Accuracy on Training data :  0.9988035641195177


In [32]:
# accuracy on test data
x_test_prediction = model.predict(x_test)
test_data_accuracy = accuracy_score(x_test_prediction, y_test)

In [33]:
print('Accuracy score on Test Data : ', test_data_accuracy)

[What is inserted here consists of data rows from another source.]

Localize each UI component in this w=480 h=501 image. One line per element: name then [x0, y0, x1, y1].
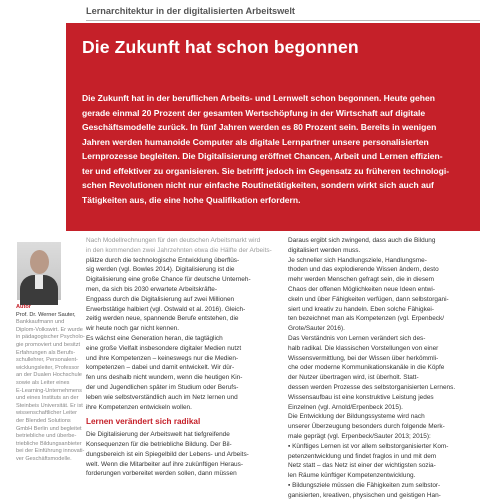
- bullet-line: Netz statt – das Netz ist einer der wichtigsten sozia-: [288, 462, 436, 470]
- body-line: Wissensvermittlung, bei der Wissen über herkömmli-: [288, 354, 439, 362]
- intro-line: in den kommenden zwei Jahrzehnten etwa die Hälfte der Arbeits-: [86, 246, 272, 254]
- body-line: und ihre Kompetenzen – keineswegs nur die Medien-: [86, 354, 239, 362]
- body-line: eine große Vielfalt insbesondere digitaler Medien nutzt: [86, 344, 242, 352]
- author-photo-head: [30, 250, 49, 274]
- author-bio-line: Steinbeis Universität. Er ist: [16, 402, 83, 409]
- body-line: welt. Wenn die Mitarbeiter auf ihre zukünftigen Heraus-: [86, 460, 243, 468]
- body-line: Das Verständnis von Lernen verändert sich des-: [288, 334, 426, 342]
- body-line: che oder moderne Kommunikationskanäle in die Köpfe: [288, 364, 445, 372]
- intro-line: Nach Modellrechnungen für den deutschen Arbeitsmarkt wird: [86, 237, 261, 244]
- body-line: men, da sich bis 2030 erwartete Arbeitskräfte-: [86, 285, 217, 293]
- body-line: Die Digitalisierung der Arbeitswelt hat tiefgreifende: [86, 431, 230, 439]
- lead-line: Geschäftsmodelle zurück. In fünf Jahren werden es 80 Prozent sein. Bereits in wenigen: [82, 122, 437, 132]
- body-line: halb radikal. Die klassischen Vorstellungen von einer: [288, 344, 439, 352]
- body-line: Engpass durch die Digitalisierung auf zwei Millionen: [86, 295, 235, 303]
- bullet-line: ▪ Künftiges Lernen ist vor allem selbstorganisierter Kom-: [288, 442, 449, 450]
- body-line: fen uns deshalb nicht wundern, wenn die heutigen Kin-: [86, 374, 243, 382]
- body-line: Digitalisierung eine große Chance für deutsche Unterneh-: [86, 276, 251, 284]
- section-subheading: Lernen verändert sich radikal: [86, 417, 201, 427]
- body-line: leben wie selbstverständlich auch im Netz lernen und: [86, 393, 238, 401]
- bullet-line: ganisierten, kreativen, physischen und geistigen Han-: [288, 491, 441, 499]
- bullet-line: ▪ Bildungsziele müssen die Fähigkeiten zum selbstor-: [288, 481, 441, 489]
- body-line: thoden und das explodierende Wissen ändern, desto: [288, 266, 439, 274]
- author-bio-line: wissenschaftlicher Leiter: [16, 410, 77, 417]
- body-line: der Nutzer übertragen wird, ist überholt. Statt-: [288, 374, 419, 382]
- body-line: Erwerbstätige halbiert (vgl. Ostwald et al. 2016). Gleich-: [86, 305, 246, 313]
- author-bio-line: Bankkaufmann und: [16, 319, 65, 326]
- body-line: Es wächst eine Generation heran, die tagtäglich: [86, 334, 223, 342]
- body-column-right: [288, 236, 476, 501]
- author-bio-line: schullehrer, Personalent-: [16, 357, 78, 364]
- body-line: ihre Kompetenzen entwickeln wollen.: [86, 403, 192, 411]
- author-bio-line: und eines Instituts an der: [16, 395, 79, 402]
- author-bio-line: wicklungsleiter, Professor: [16, 364, 80, 371]
- author-bio-line: Diplom-Volkswirt. Er wurde: [16, 326, 83, 333]
- lead-paragraph: [82, 91, 474, 207]
- rubric-divider: [86, 20, 480, 21]
- body-line: Daraus ergibt sich zwingend, dass auch die Bildung: [288, 237, 436, 244]
- body-line: ten bezeichnet man als Kompetenzen (vgl. Erpenbeck/: [288, 315, 445, 323]
- body-line: kompetenzen – dabei und damit entwickelt. Wir dür-: [86, 364, 235, 372]
- body-line: sig werden (vgl. Bowles 2014). Digitalisierung ist die: [86, 266, 235, 274]
- bullet-line: petenzentwicklung und findet fraglos in und mit dem: [288, 452, 437, 460]
- author-bio-line: betriebliche und überbe-: [16, 433, 77, 440]
- author-photo: [17, 242, 61, 300]
- rubric-title: Lernarchitektur in der digitalisierten Arbeitswelt: [86, 6, 295, 16]
- body-line: Einzelnen (vgl. Arnold/Erpenbeck 2015).: [288, 403, 403, 411]
- body-line: Grote/Sauter 2016).: [288, 325, 345, 333]
- lead-line: Lernprozesse begleiten. Die Digitalisierung eröffnet Chancen, Arbeit und Lernen effizien-: [82, 151, 443, 161]
- lead-line: Die Zukunft hat in der beruflichen Arbeits- und Lernwelt schon begonnen. Heute gehen: [82, 93, 435, 103]
- author-bio-line: triebliche Bildungsanbieter: [16, 440, 82, 447]
- body-line: plätze durch die technologische Entwicklung überflüs-: [86, 256, 240, 264]
- body-line: ckeln und über Fähigkeiten verfügen, dann selbstorgani-: [288, 295, 449, 303]
- author-photo-collar: [35, 275, 43, 289]
- body-line: digitalisiert werden muss.: [288, 246, 361, 254]
- lead-line: gerade einmal 20 Prozent der gesamten Wertschöpfung in der Wirtschaft auf digitale: [82, 107, 426, 118]
- author-bio-line: sowie als Leiter eines: [16, 379, 70, 386]
- body-line: wir heute noch gar nicht kennen.: [86, 325, 180, 333]
- lead-line: Jahren werden humanoide Computer als digitale Lernpartner unsere personalisierten: [82, 136, 429, 147]
- bullet-line: len Räume künftiger Kompetenzentwicklung.: [288, 472, 416, 480]
- author-bio-line: gie promoviert und besitzt: [16, 341, 81, 348]
- lead-line: schen Revolutionen nicht nur einfache Routinetätigkeiten, sondern wirkt sich auch auf: [82, 180, 434, 190]
- body-line: dungsbereich ist ein Spiegelbild der Lebens- und Arbeits-: [86, 450, 249, 458]
- body-column-left: [86, 236, 272, 479]
- body-line: Konsequenzen für die betriebliche Bildung. Der Bil-: [86, 440, 232, 448]
- title-banner: [66, 23, 480, 231]
- body-line: Wissensaufbau ist eine konstruktive Leistung jedes: [288, 393, 434, 401]
- body-line: dessen werden Prozesse des selbstorganisierten Lernens.: [288, 383, 456, 391]
- body-line: Chaos der offenen Möglichkeiten neue Ideen entwi-: [288, 285, 435, 293]
- author-name: Prof. Dr. Werner Sauter,: [16, 311, 76, 318]
- author-label: Autor: [16, 304, 31, 310]
- body-line: unserer Überzeugung besonders durch folgende Merk-: [288, 423, 445, 431]
- body-line: Die Entwicklung der Bildungssysteme wird nach: [288, 413, 425, 421]
- body-line: der und Jugendlichen später im Studium oder Berufs-: [86, 383, 239, 391]
- author-bio-line: GmbH Berlin und begleitet: [16, 425, 82, 432]
- author-bio-line: bei der Einführung innovati-: [16, 448, 85, 455]
- article-title: Die Zukunft hat schon begonnen: [82, 37, 359, 57]
- body-line: Je schneller sich Handlungsziele, Handlungsme-: [288, 256, 427, 264]
- body-line: zeitig werden neue, spannende Berufe entstehen, die: [86, 315, 239, 323]
- body-line: male geprägt (vgl. Erpenbeck/Sauter 2013; 2015):: [288, 432, 431, 440]
- author-bio-line: an der Dualen Hochschule: [16, 372, 82, 379]
- author-bio-line: ver Geschäftsmodelle.: [16, 455, 72, 462]
- rubric-header: [0, 0, 480, 22]
- author-bio-line: E-Learning-Unternehmens: [16, 387, 82, 394]
- author-bio-line: in pädagogischer Psycholo-: [16, 334, 85, 341]
- lead-line: Tätigkeiten aus, die eine hohe Qualifikation erfordern.: [82, 194, 301, 205]
- author-bio-line: der Blended Solutions: [16, 417, 71, 424]
- body-line: mehr werden Menschen gefragt sein, die in diesem: [288, 276, 434, 284]
- author-sidebar: [16, 304, 85, 463]
- lead-line: ter und effektiver zu organisieren. Sie betrifft jedoch im Gegensatz zu früheren technologi-: [82, 165, 450, 176]
- body-line: siert und kreativ zu handeln. Eben solche Fähigkei-: [288, 305, 435, 313]
- author-bio-line: Erfahrungen als Berufs-: [16, 349, 76, 356]
- body-line: forderungen vorbereitet werden sollen, dann müssen: [86, 470, 237, 478]
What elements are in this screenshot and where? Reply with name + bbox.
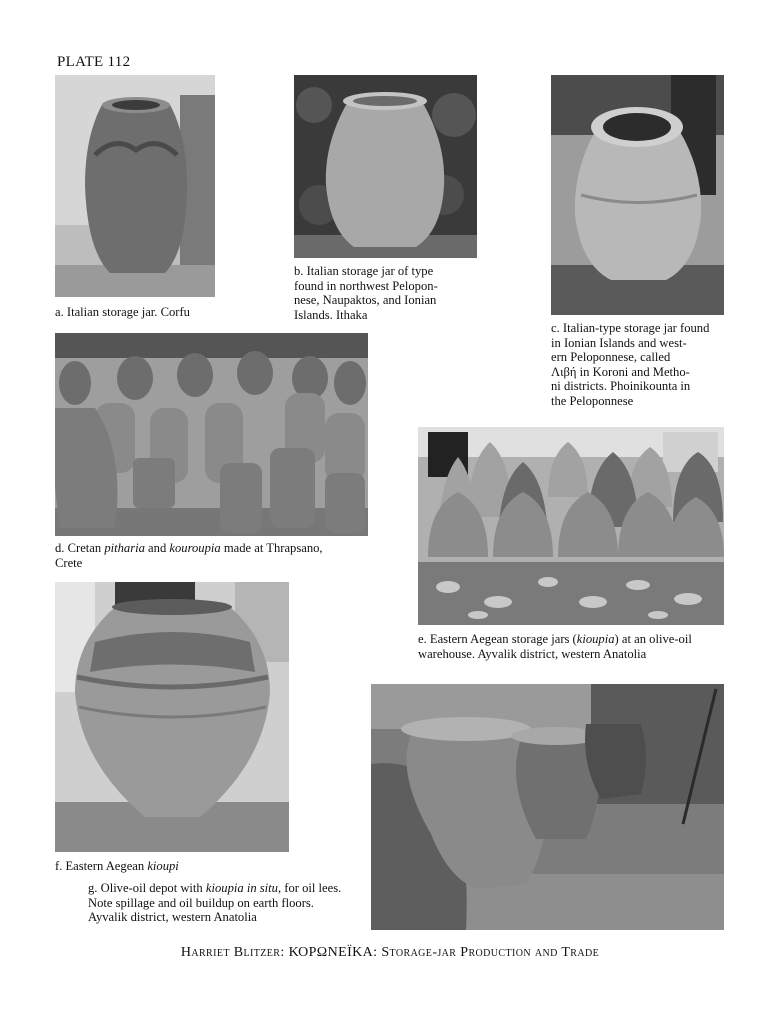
caption-a-line: a. Italian storage jar. Corfu xyxy=(55,305,190,319)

Accuracy score on Test Data :  0.9989925702052638


In [35]:
from sklearn.ensemble import RandomForestClassifier

In [37]:
import pickle

In [38]:
# Train model
model = RandomForestClassifier()
model.fit(x_train, y_train)

with open('credit.pkl', 'wb') as f:
    pickle.dump(model, f)

In [39]:
from google.colab import files
files.download('credit.pkl')

<IPython.core.display.Javascript object>

<IPython.core.display.Javascript object>

# Project Report

---


Credit card fraud poses a significant threat to both consumers and financial institutions, leading to substantial financial losses and potential reputational damage. To mitigate these risks, machine learning techniques have become a crucial tool in the detection of fraudulent transactions. In this project, we implement logistic regression, a widely used classification algorithm, to distinguish between legitimate and fraudulent credit card transactions based on various transaction features.
### Data
The data used in this project is a CSV file containing credit card transaction data. The data has 31 columns and 284,807 rows. The "Class" column is the target variable, which indicates whether the transaction is legitimate (Class = 0) or fraudulent (Class = 1).
### Preprocessing
Before training the model, we first separate the legitimate and fraudulent transactions. Since the data is imbalanced, with significantly more legitimate transactions than fraudulent transactions, we undersample the legitimate transactions to balance the classes. We then split the data into training and testing sets using the train_test_split () function.
### Model
We use logistic regression to classify transactions as either legitimate or fraudulent based on their features. Logistic regression is a widely used classification algorithm that models the probability of an event occurring based on input features. The logistic regression model is trained on the training data using the LogisticRegression () function from scikit-learn. The trained model is then used to predict the target variable for the testing data.
### Evaluation
The performance of the model is evaluated using the accuracy metric, which is the fraction of correctly classified transactions. The accuracy on the training and testing data is calculated using the accuracy_score() function from scikit-learn.

---


## Conclusion
In this project, we used logistic regression to detect fraudulent credit card transactions. We achieved a high accuracy on both the training and testing data, indicating that the model is effective at detecting fraudulent transactions.